8. August 2018 | Von Veronika Eschbacher
Frauenrechtsaktivistin Bahar Sohaili ist, aus Rücksicht auf ihre Familie, nicht mehr so laut wie früher. Foto: Veronika Eschbacher

Bahar Sohaili war die mutigste Frauenrechtsaktivistin Afghanistans. Nach massiven Drohungen von Konservativen musste sie ihren Job aufgeben. Aus Rücksicht auf ihre Familie tritt sie heute leiser auf als früher.

Von Veronika Eschbacher, Kabul

Bahar Sohaili schenkt sich behutsam Tee ein. Langsam rührt sie mit einem kleinen Löffel etwas Honig hinein, bevor sie diesen sanft auf die Untertasse legt. Von der Straße dringt ab und an Kinderlachen und Vogelgezwitscher in ihre Wohnung im Norden der afghanischen Hauptstadt Kabul, dazwischen vereinzelt Geräusche von der Baustelle gegenüber ihres Wohnblocks. Doch zumeist ist es leise. Kurz muss sie selbst über die Stille lachen: „Das passt irgendwie. Auch ich bin kein lautes Mädchen mehr.“

Dabei war die 32-jährige afghanische Frauenrechtsaktivistin lange die lauteste Frau am Hindukusch. Im Fernsehen wetterte sie über Ungerechtigkeiten, die Frauen in ihrer Heimat wiederfuhren. In Gastbeiträgen heimischer Zeitungen prangerte sie an, dass das Ehrverständnis im Land die Frauen zu Gefängnisinsassinnen mache, in sozialen Medien schrieb sie über Tabuthemen wie Menstruation, forderte, dass Frauen im öffentlichen Dienst selbst wählen können, ob sie Kopftuch tragen oder nicht. Mit Aussprüchen wie „Ich bin kein Räuber und Haare sind kein Verbrechen“ kritisierte das traditionelle Frauenbild des Islam.

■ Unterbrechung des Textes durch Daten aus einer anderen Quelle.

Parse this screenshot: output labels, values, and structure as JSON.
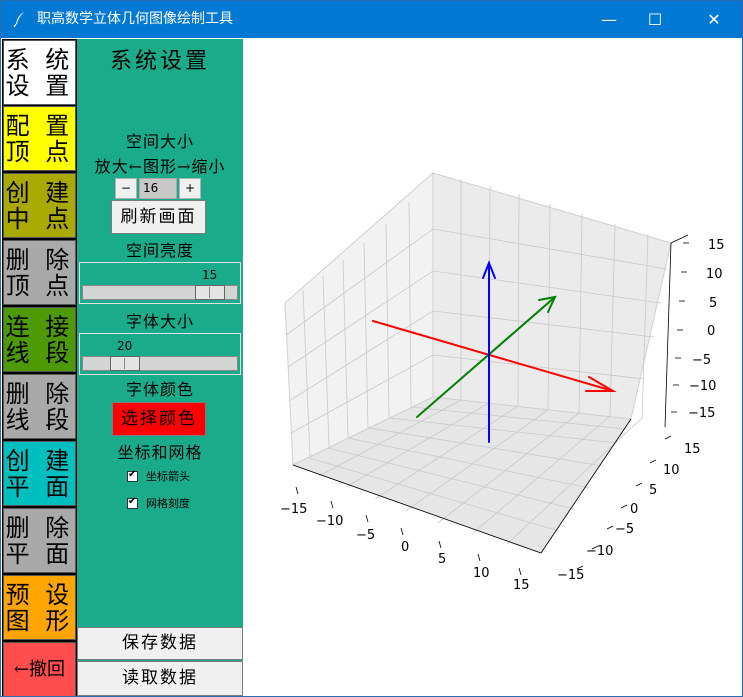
{
  "window": {
    "title": "职高数学立体几何图像绘制工具",
    "minimize": "—",
    "maximize": "☐",
    "close": "✕"
  },
  "tabs": [
    {
      "label": "系 统\n设 置",
      "color": "#ffffff"
    },
    {
      "label": "配 置\n顶 点",
      "color": "#ffff00"
    },
    {
      "label": "创 建\n中 点",
      "color": "#a9a900"
    },
    {
      "label": "删 除\n顶 点",
      "color": "#a9a9a9"
    },
    {
      "label": "连 接\n线 段",
      "color": "#4e9a06"
    },
    {
      "label": "删 除\n线 段",
      "color": "#a9a9a9"
    },
    {
      "label": "创 建\n平 面",
      "color": "#00bfbf"
    },
    {
      "label": "删 除\n平 面",
      "color": "#a9a9a9"
    },
    {
      "label": "预 设\n图 形",
      "color": "#ffa500"
    },
    {
      "label": "←撤回",
      "color": "#ff4d4d"
    }
  ],
  "settings": {
    "title": "系统设置",
    "space_size_label": "空间大小",
    "zoom_hint": "放大←图形→缩小",
    "spin_minus": "−",
    "spin_plus": "+",
    "space_size_value": "16",
    "refresh_button": "刷新画面",
    "brightness_label": "空间亮度",
    "brightness_value": "15",
    "brightness_fraction": 0.9,
    "font_size_label": "字体大小",
    "font_size_value": "20",
    "font_size_fraction": 0.22,
    "font_color_label": "字体颜色",
    "choose_color_button": "选择颜色",
    "choose_color_bg": "#ff0000",
    "axes_grid_label": "坐标和网格",
    "axis_arrow_check": "坐标箭头",
    "axis_arrow_checked": true,
    "grid_ticks_check": "网格刻度",
    "grid_ticks_checked": true,
    "save_button": "保存数据",
    "load_button": "读取数据"
  },
  "plot": {
    "x_ticks": [
      "−15",
      "−10",
      "−5",
      "0",
      "5",
      "10",
      "15"
    ],
    "y_ticks": [
      "15",
      "10",
      "5",
      "0",
      "−5",
      "−10",
      "−15"
    ],
    "z_ticks": [
      "15",
      "10",
      "5",
      "0",
      "−5",
      "−10",
      "−15"
    ],
    "axis_x_color": "#ff0000",
    "axis_y_color": "#008000",
    "axis_z_color": "#0000ff"
  },
  "colors": {
    "titlebar": "#0078d4",
    "panel": "#1aab8b"
  }
}
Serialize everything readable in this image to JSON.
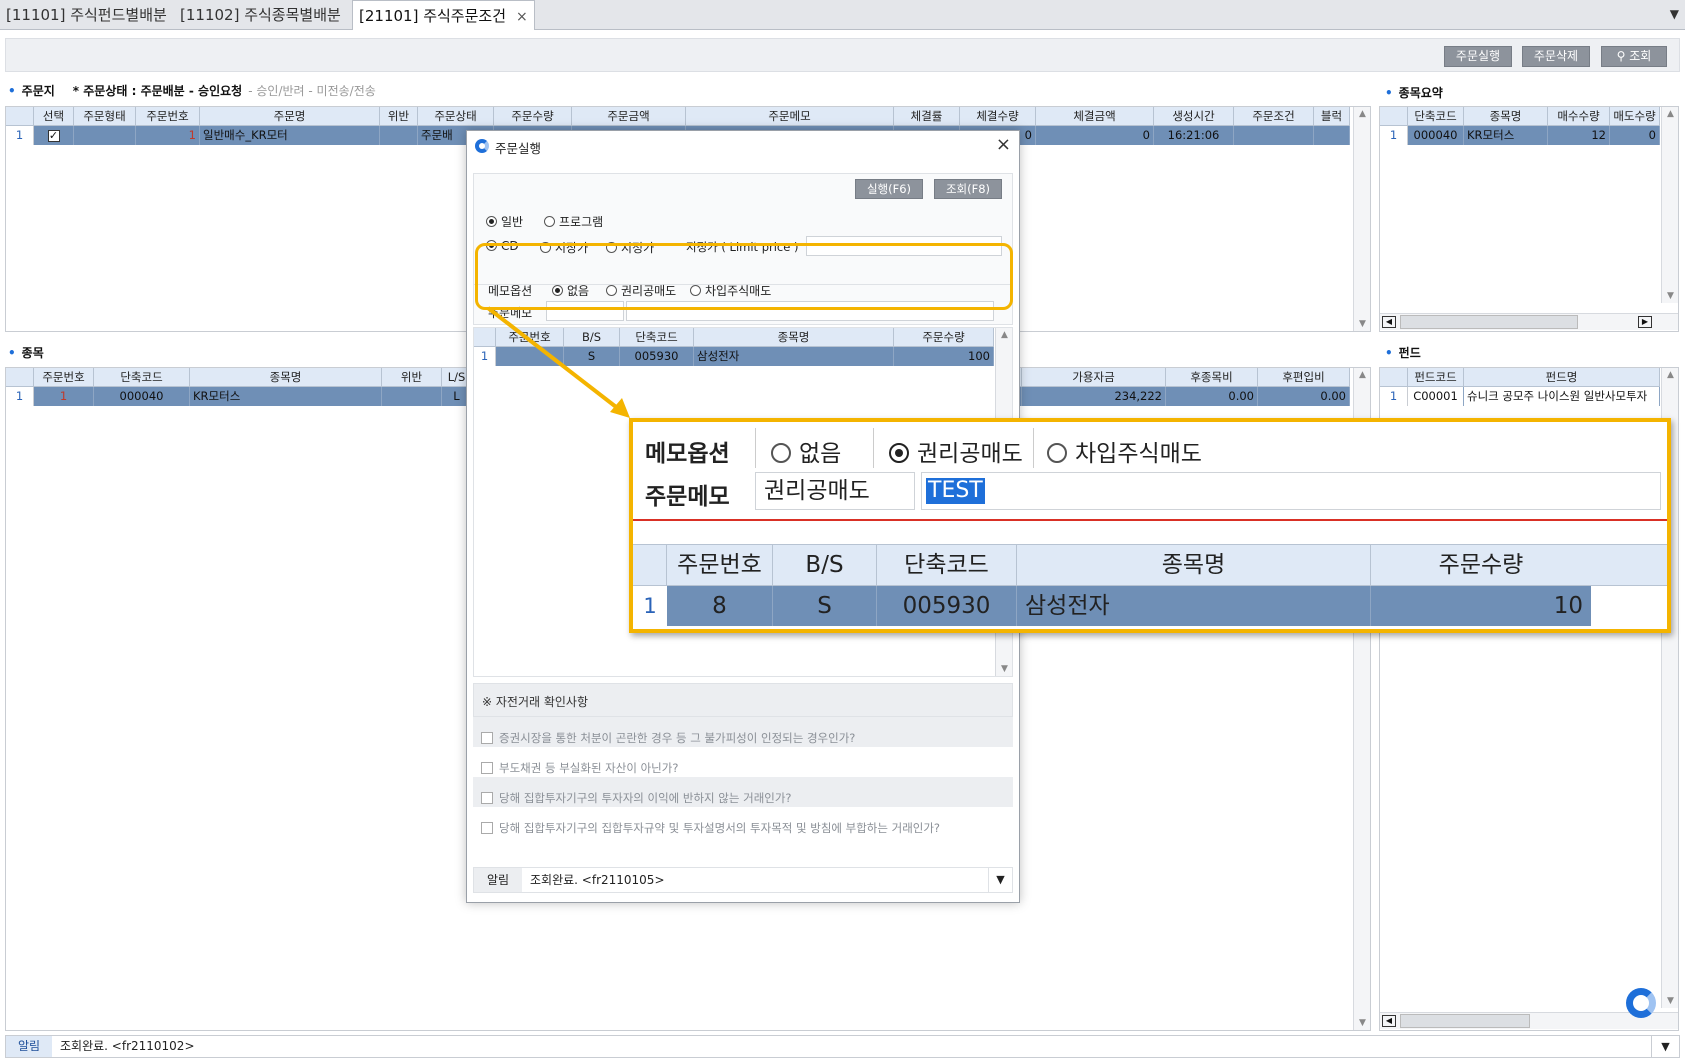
{
  "tabs": [
    {
      "label": "[11101] 주식펀드별배분"
    },
    {
      "label": "[11102] 주식종목별배분"
    },
    {
      "label": "[21101] 주식주문조건",
      "close": "×"
    }
  ],
  "tab_menu": "▼",
  "toolbar": {
    "execute": "주문실행",
    "delete": "주문삭제",
    "search": "조회",
    "search_icon": "search-icon"
  },
  "order_section": {
    "title": "주문지",
    "status_label": "* 주문상태 : 주문배분 - 승인요청",
    "status_sub": "- 승인/반려 - 미전송/전송"
  },
  "order_grid": {
    "columns": [
      "선택",
      "주문형태",
      "주문번호",
      "주문명",
      "위반",
      "주문상태",
      "주문수량",
      "주문금액",
      "주문메모",
      "체결률",
      "체결수량",
      "체결금액",
      "생성시간",
      "주문조건",
      "블럭"
    ],
    "rows": [
      {
        "row_num": "1",
        "checked": true,
        "order_no": "1",
        "order_name": "일반매수_KR모터",
        "status": "주문배",
        "filled_qty": "0",
        "filled_amt": "0",
        "created": "16:21:06"
      }
    ]
  },
  "summary_section": {
    "title": "종목요약"
  },
  "summary_grid": {
    "columns": [
      "단축코드",
      "종목명",
      "매수수량",
      "매도수량"
    ],
    "rows": [
      {
        "row_num": "1",
        "code": "000040",
        "name": "KR모터스",
        "buy_qty": "12",
        "sell_qty": "0"
      }
    ]
  },
  "item_section": {
    "title": "종목"
  },
  "item_grid": {
    "columns": [
      "주문번호",
      "단축코드",
      "종목명",
      "위반",
      "L/S"
    ],
    "right_columns": [
      "가용자금",
      "후종목비",
      "후편입비"
    ],
    "rows": [
      {
        "row_num": "1",
        "order_no": "1",
        "code": "000040",
        "name": "KR모터스",
        "ls": "L",
        "funds": "234,222",
        "ratio1": "0.00",
        "ratio2": "0.00"
      }
    ]
  },
  "fund_section": {
    "title": "펀드"
  },
  "fund_grid": {
    "columns": [
      "펀드코드",
      "펀드명"
    ],
    "rows": [
      {
        "row_num": "1",
        "code": "C00001",
        "name": "슈니크 공모주 나이스원 일반사모투자"
      }
    ]
  },
  "status_bar": {
    "label": "알림",
    "message": "조회완료. <fr2110102>",
    "dropdown": "▼"
  },
  "dialog": {
    "title": "주문실행",
    "close": "×",
    "execute_btn": "실행(F6)",
    "search_btn": "조회(F8)",
    "type_options": [
      "일반",
      "프로그램"
    ],
    "type_selected": "일반",
    "price_options": [
      "CD",
      "시장가",
      "지정가"
    ],
    "price_selected": "CD",
    "limit_label": "지정가 ( Limit price )",
    "memo_option_label": "메모옵션",
    "memo_options": [
      "없음",
      "권리공매도",
      "차입주식매도"
    ],
    "memo_selected": "없음",
    "memo_label": "주문메모",
    "grid": {
      "columns": [
        "주문번호",
        "B/S",
        "단축코드",
        "종목명",
        "주문수량"
      ],
      "rows": [
        {
          "row_num": "1",
          "order_no": "",
          "bs": "S",
          "code": "005930",
          "name": "삼성전자",
          "qty": "100"
        }
      ]
    },
    "checklist_title": "※ 자전거래 확인사항",
    "checklist": [
      "증권시장을 통한 처분이 곤란한 경우 등 그 불가피성이 인정되는 경우인가?",
      "부도채권 등 부실화된 자산이 아닌가?",
      "당해 집합투자기구의 투자자의 이익에 반하지 않는 거래인가?",
      "당해 집합투자기구의 집합투자규약 및 투자설명서의 투자목적 및 방침에 부합하는 거래인가?"
    ],
    "status_label": "알림",
    "status_message": "조회완료. <fr2110105>",
    "status_dropdown": "▼"
  },
  "zoom": {
    "memo_option_label": "메모옵션",
    "memo_options": [
      "없음",
      "권리공매도",
      "차입주식매도"
    ],
    "memo_selected": "권리공매도",
    "memo_label": "주문메모",
    "memo_value": "권리공매도",
    "memo_text": "TEST",
    "grid": {
      "columns": [
        "주문번호",
        "B/S",
        "단축코드",
        "종목명",
        "주문수량"
      ],
      "rows": [
        {
          "row_num": "1",
          "order_no": "8",
          "bs": "S",
          "code": "005930",
          "name": "삼성전자",
          "qty": "10"
        }
      ]
    }
  },
  "colors": {
    "highlight": "#f4b400",
    "selected_row": "#6f8fb6",
    "header": "#dfe9f6",
    "accent": "#1e6fd9"
  }
}
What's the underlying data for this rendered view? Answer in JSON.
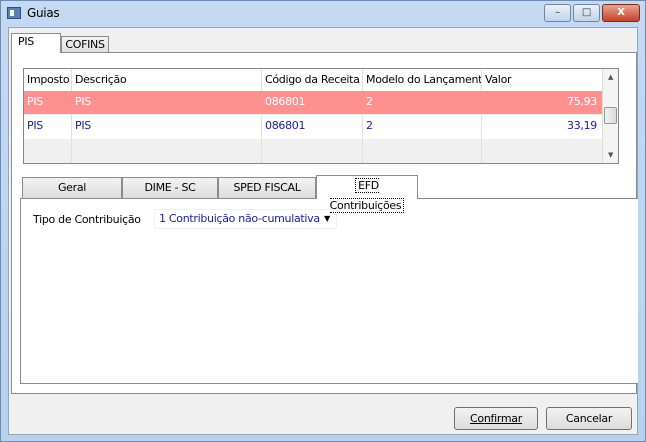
{
  "window": {
    "title": "Guias",
    "minimize": "–",
    "maximize": "□",
    "close": "X"
  },
  "outer_tabs": [
    {
      "label": "PIS"
    },
    {
      "label": "COFINS"
    }
  ],
  "grid": {
    "columns": [
      "Imposto",
      "Descrição",
      "Código da Receita",
      "Modelo do Lançamento",
      "Valor"
    ],
    "rows": [
      {
        "imposto": "PIS",
        "descricao": "PIS",
        "codigo": "086801",
        "modelo": "2",
        "valor": "75,93"
      },
      {
        "imposto": "PIS",
        "descricao": "PIS",
        "codigo": "086801",
        "modelo": "2",
        "valor": "33,19"
      }
    ],
    "selected_row_color": "#fe9090"
  },
  "inner_tabs": [
    {
      "label": "Geral"
    },
    {
      "label": "DIME - SC"
    },
    {
      "label": "SPED FISCAL"
    },
    {
      "label": "EFD Contribuições"
    }
  ],
  "efd": {
    "label": "Tipo de Contribuição",
    "value": "1 Contribuição não-cumulativa"
  },
  "buttons": {
    "confirm": "Confirmar",
    "cancel": "Cancelar"
  }
}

Unerschrocken in ihrem Auftreten und der Überzeugung, niemals zu fallen, glich sie einer Seiltänzerin ohne Netz. Beobachtern in dem erzkonservativen Land wurde alleine beim Zusehen angst und bange, manche wähnten sie sogar auf direktem Weg in den Märtyrertod. Fernsehstationen sahen davon ab, Sendungen mit ihr zu wiederholen, Redaktionen baten sie, ihre Texte zu entschärfen, um sich nicht in Gefahr zu bringen.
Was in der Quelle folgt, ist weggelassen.